We’ll leave the last word in today’s post to Wendy’s CEO Todd Penegor.

As it happens, in the very same week that the Institutional Investor and child labor articles hit the headlines, Wendy’s released its 2019 Corporate Social Responsibility Report, in which Wendy’s CEO declared:

“At Wendy’s, we believe that doing the right thing is the only way to do business,” said Todd Penegor, President and Chief Executive Officer of The Wendy’s Company. “Being a responsible corporate citizen is a priority for our brand, and Good Done Right is our way to communicate how we’re advancing various commitments to make a positive impact in the areas of food, people and our environmental footprint.” (read more)

One iron-clad rule of business — socially responsible business or otherwise — is this: Do not promise what you cannot deliver.  The gap between expectations and reality is the potential energy that drives social change.  When our founding fathers declared “All men are created equal” and simultaneously protected the benighted institution of chattel slavery, it drove conflict, and change, for more than two centuries — from the Civil War to women’s suffrage to the Civil Rights Movement.  

Contradictions drive conflict.  Conflict drives change. 

Though it is still very much an emerging market, the same rule will hold for the ESG investment sector.  In the words of the Institutional Investor, “the need for new activists to create a track record of success and a credible activist playbook may act as meaningful barriers to entry.”  

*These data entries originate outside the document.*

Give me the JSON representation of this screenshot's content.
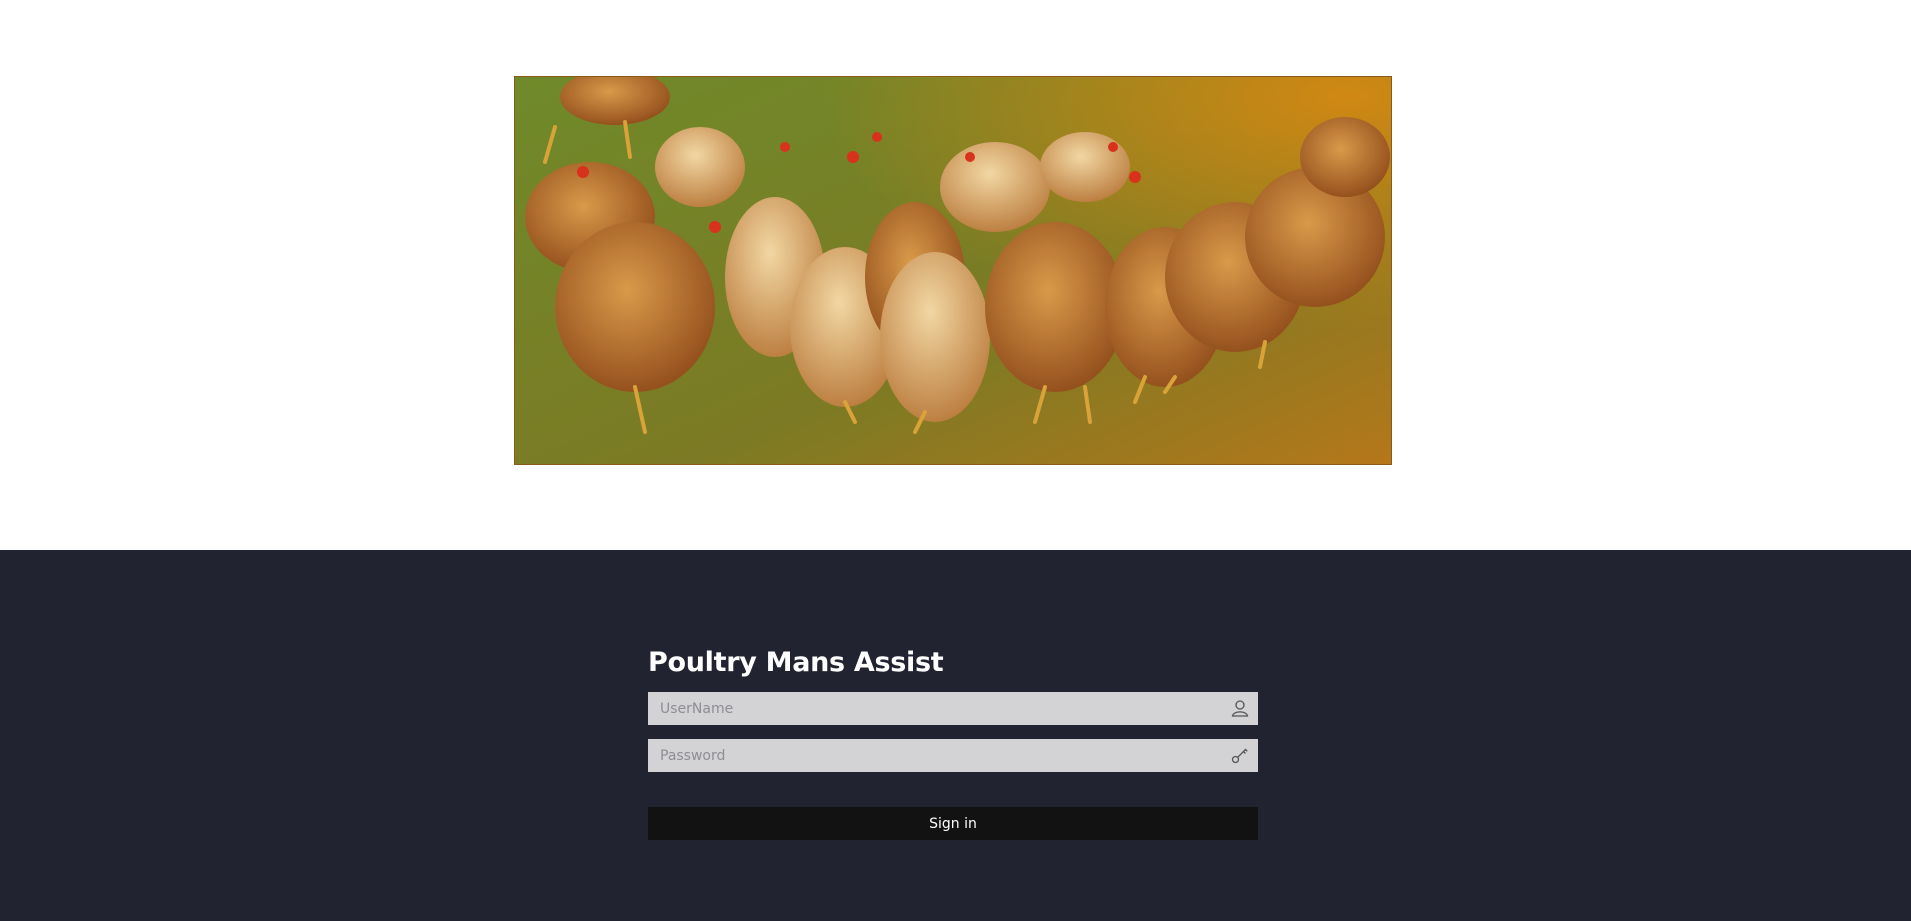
{
  "login": {
    "title": "Poultry Mans Assist",
    "username_placeholder": "UserName",
    "password_placeholder": "Password",
    "signin_label": "Sign in"
  },
  "icons": {
    "username": "user-icon",
    "password": "key-icon"
  },
  "colors": {
    "panel_background": "#212331",
    "input_background": "#d3d3d6",
    "button_background": "#121212",
    "title_color": "#ffffff"
  }
}
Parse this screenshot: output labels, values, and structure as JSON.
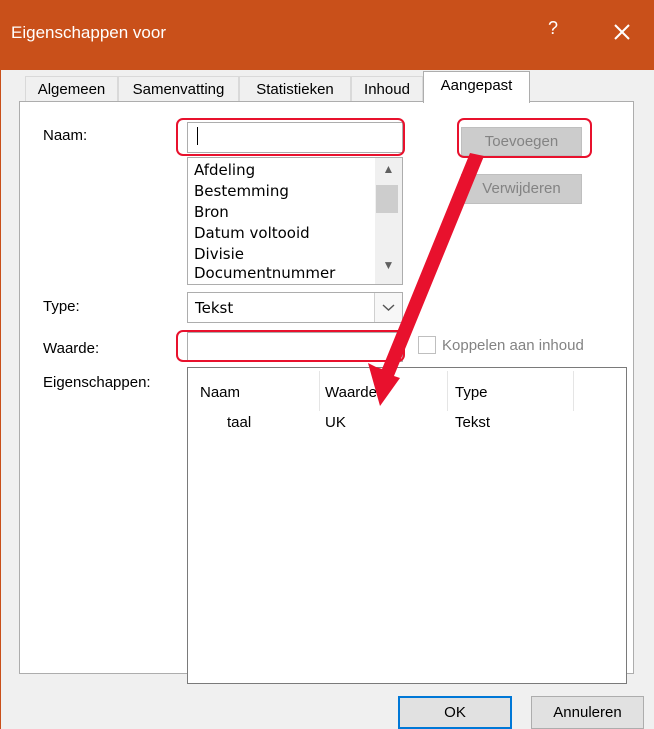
{
  "window": {
    "title": "Eigenschappen voor",
    "help_label": "?",
    "close_icon": "close-icon",
    "title_bar_color": "#c9501a"
  },
  "tabs": [
    {
      "label": "Algemeen",
      "active": false
    },
    {
      "label": "Samenvatting",
      "active": false
    },
    {
      "label": "Statistieken",
      "active": false
    },
    {
      "label": "Inhoud",
      "active": false
    },
    {
      "label": "Aangepast",
      "active": true
    }
  ],
  "form": {
    "name_label": "Naam:",
    "name_value": "",
    "type_label": "Type:",
    "type_value": "Tekst",
    "value_label": "Waarde:",
    "value_value": "",
    "link_checkbox_label": "Koppelen aan inhoud",
    "link_checked": false,
    "properties_label": "Eigenschappen:"
  },
  "name_list": [
    "Afdeling",
    "Bestemming",
    "Bron",
    "Datum voltooid",
    "Divisie",
    "Documentnummer"
  ],
  "buttons": {
    "add": "Toevoegen",
    "remove": "Verwijderen",
    "ok": "OK",
    "cancel": "Annuleren"
  },
  "properties_table": {
    "columns": [
      "Naam",
      "Waarde",
      "Type"
    ],
    "rows": [
      {
        "name": "taal",
        "value": "UK",
        "type": "Tekst"
      }
    ]
  },
  "annotation_color": "#e8112d"
}
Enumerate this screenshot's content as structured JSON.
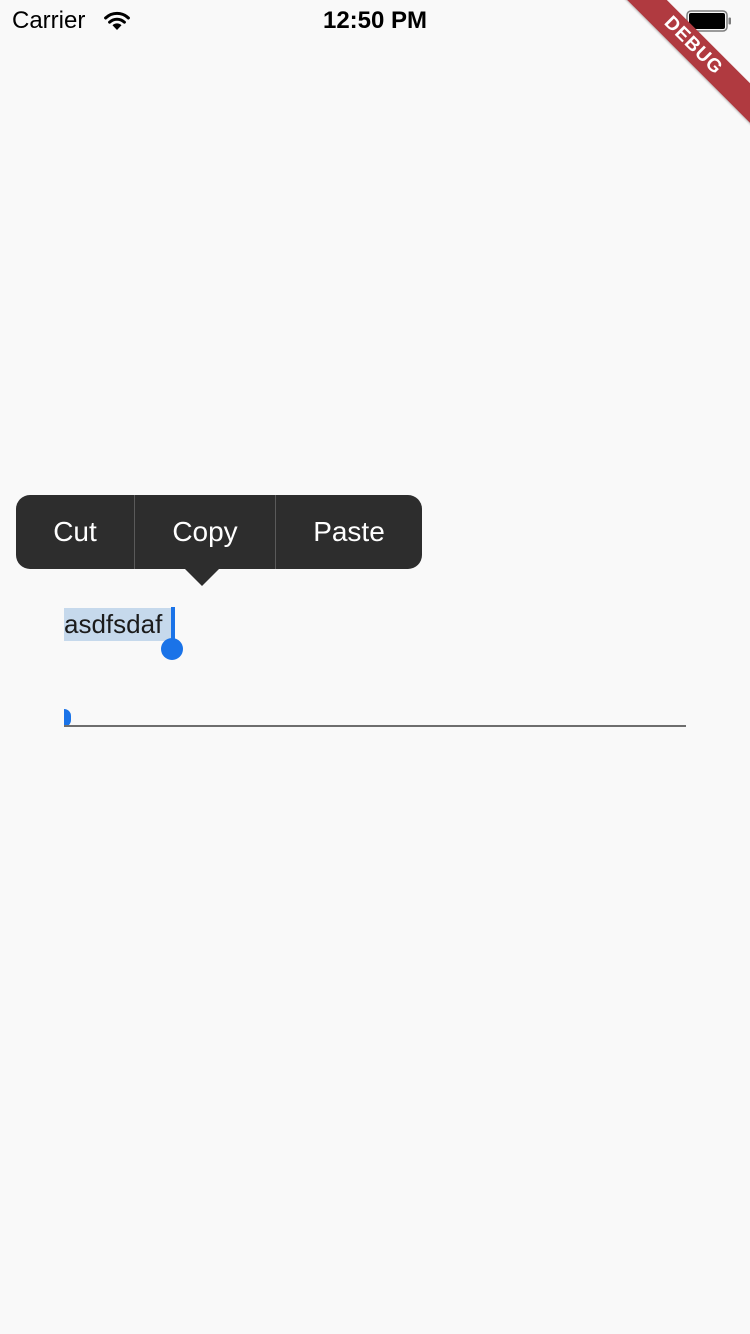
{
  "status_bar": {
    "carrier": "Carrier",
    "time": "12:50 PM",
    "wifi_icon": "wifi-icon",
    "battery_icon": "battery-icon"
  },
  "debug_banner": {
    "label": "DEBUG",
    "color": "#b03a40"
  },
  "toolbar": {
    "cut_label": "Cut",
    "copy_label": "Copy",
    "paste_label": "Paste",
    "background": "#2d2d2d"
  },
  "text_field": {
    "value": "asdfsdaf",
    "accent_color": "#1a73e8",
    "selection_color": "#c6d9ec"
  }
}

In the words of everyday people, talk is cheap.  The bigger the gap between your stated principles and your actual business practices, the quicker the ESG market will compel you to close that gap, or spit you out.  The same foundations and union pensions pouring money into ESG investments are divesting just as quickly from bad actors when they refuse to correct their course. 

It’s time for Wendy’s to join the Fair Food Program.  Join us in New York City on March 10-12 for the Follow the Money March to bring the final fast-food holdout into the Fair Food fold.